Natalie Glick, Deputy Editor

Listening to opposing views is critical to being part of a working democracy, but one First Amendment scholar says teens need to listen more.

Geoffrey Stone, a professor at the University of Chicago Law School, has spent much of his law career studying and promoting freedom of speech, including on campuses. He especially promotes unpopular speech.

“I think it’s important for citizens of a democracy to open to hearing ideas that [they] themselves reject. If people are unwilling to do that, there would never have been a successful civil rights movement, there would never have been a successful women’s rights movement, there would never have been a successful gay rights movement,” Professor Stone said.

All of these movements, in their roots, are defiant of the views of the average American at the time.Professor Stone said, “It’s important for people to understand that as convinced as they might be about the rightness of their views, they might be wrong.”

“I think schools should teach students to be critical thinkers about anything that they are presented with. It’s important for students to understand that there are widely disparate views about our society in our nation.”

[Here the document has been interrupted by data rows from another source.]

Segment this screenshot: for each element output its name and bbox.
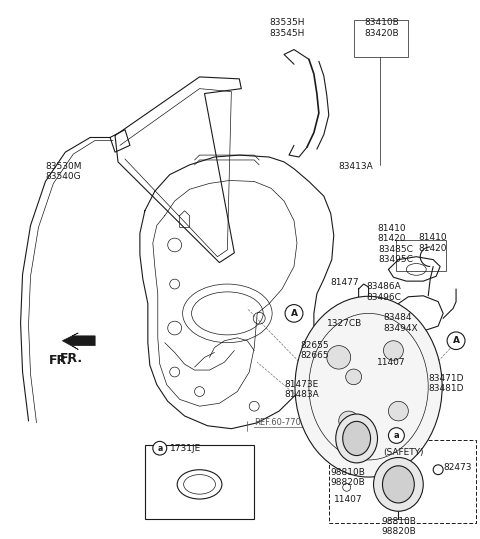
Text: 11407: 11407 bbox=[376, 358, 405, 367]
Text: 83410B
83420B: 83410B 83420B bbox=[364, 18, 399, 38]
Bar bbox=[145, 445, 254, 519]
Text: 82473: 82473 bbox=[443, 463, 472, 472]
Ellipse shape bbox=[343, 421, 371, 455]
Circle shape bbox=[388, 428, 404, 444]
Circle shape bbox=[327, 345, 351, 369]
Text: FR.: FR. bbox=[48, 355, 72, 368]
Text: A: A bbox=[453, 336, 459, 345]
Text: (SAFETY): (SAFETY) bbox=[383, 448, 424, 457]
Text: 83535H
83545H: 83535H 83545H bbox=[269, 18, 305, 38]
Text: A: A bbox=[290, 309, 298, 318]
Circle shape bbox=[339, 411, 359, 431]
Text: 83413A: 83413A bbox=[339, 162, 373, 171]
Circle shape bbox=[285, 305, 303, 322]
Circle shape bbox=[346, 369, 361, 385]
Text: 83484
83494X: 83484 83494X bbox=[384, 314, 418, 333]
Bar bbox=[329, 440, 476, 523]
Bar bbox=[354, 20, 408, 57]
Circle shape bbox=[388, 402, 408, 421]
Text: 81473E
81483A: 81473E 81483A bbox=[284, 380, 319, 399]
Text: 98810B
98820B: 98810B 98820B bbox=[381, 516, 416, 536]
Bar bbox=[396, 240, 446, 271]
Text: 81410
81420: 81410 81420 bbox=[418, 233, 447, 253]
Text: 83530M
83540G: 83530M 83540G bbox=[46, 162, 82, 182]
Text: REF.60-770: REF.60-770 bbox=[254, 418, 301, 427]
Circle shape bbox=[153, 441, 167, 455]
Text: 83471D
83481D: 83471D 83481D bbox=[428, 374, 464, 393]
Circle shape bbox=[447, 332, 465, 349]
Ellipse shape bbox=[383, 466, 414, 503]
Ellipse shape bbox=[295, 296, 442, 477]
Polygon shape bbox=[62, 333, 95, 349]
Text: 81410
81420: 81410 81420 bbox=[378, 224, 407, 243]
Text: 1731JE: 1731JE bbox=[170, 444, 201, 453]
Text: 81477: 81477 bbox=[331, 278, 360, 287]
Text: 83485C
83495C: 83485C 83495C bbox=[379, 245, 413, 265]
Text: 98810B
98820B: 98810B 98820B bbox=[331, 468, 366, 487]
Text: a: a bbox=[394, 431, 399, 440]
Text: 11407: 11407 bbox=[334, 495, 362, 503]
Text: 82655
82665: 82655 82665 bbox=[300, 341, 329, 360]
Circle shape bbox=[384, 341, 403, 360]
Text: 83486A
83496C: 83486A 83496C bbox=[367, 282, 401, 302]
Text: 1327CB: 1327CB bbox=[327, 319, 362, 328]
Ellipse shape bbox=[336, 414, 377, 463]
Ellipse shape bbox=[373, 458, 423, 512]
Text: a: a bbox=[157, 444, 162, 453]
Text: FR.: FR. bbox=[60, 353, 84, 365]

— Geoffrey Stone, Professor

In order to fully understand where the other side is coming from, students have to look toward a variety of news outlets. According to Professor Stone, the media tends not to remain impartial anymore, due to lack of government regulation.

Professor Stone said that Americans have split into groups based upon beliefs and how they perceive facts.

“It was never the case that everybody was on the same page, but there was a time when many more people were aware of the same information. But now there is this great division, and people get their information from widely different sources. If you say, ‘I don’t know anybody who supported Donald Trump, and how could they possibly have done that,’” Professor Stone said, “[then] it’s important to understand that in the current media environment you weren’t reading any of the stuff that they were reading. You didn’t hear the things they were listening to.”

In order to patch a divided America, Professor Stone believes educators and schools need to increase their role in educating students about the importance of free speech.

Students need to be willing to listen to others talk about their ideas.

“I think schools should teach students to be critical thinkers about anything that they are presented with,” Professor Stone said, acknowledging limitations of education. “It’s important for students to understand that there are widely disparate views about our society in our nation.”

Professor Stone believes all generations must work on educating themselves about opposite opinions.

“Part of the challenge for people in your generation in particular, but for all of us, is to understand that we are seeing a very distorted version of the world if we operate carelessly and simply read only the things that agree with them, which is what people now tend increasingly to do,” Professor Stone said. “That leads us to be much more self-confident about being right, and leads us not to hear arguments on the other side. It leads them to be much more intolerant of other views, and that’s not where we should want to be.”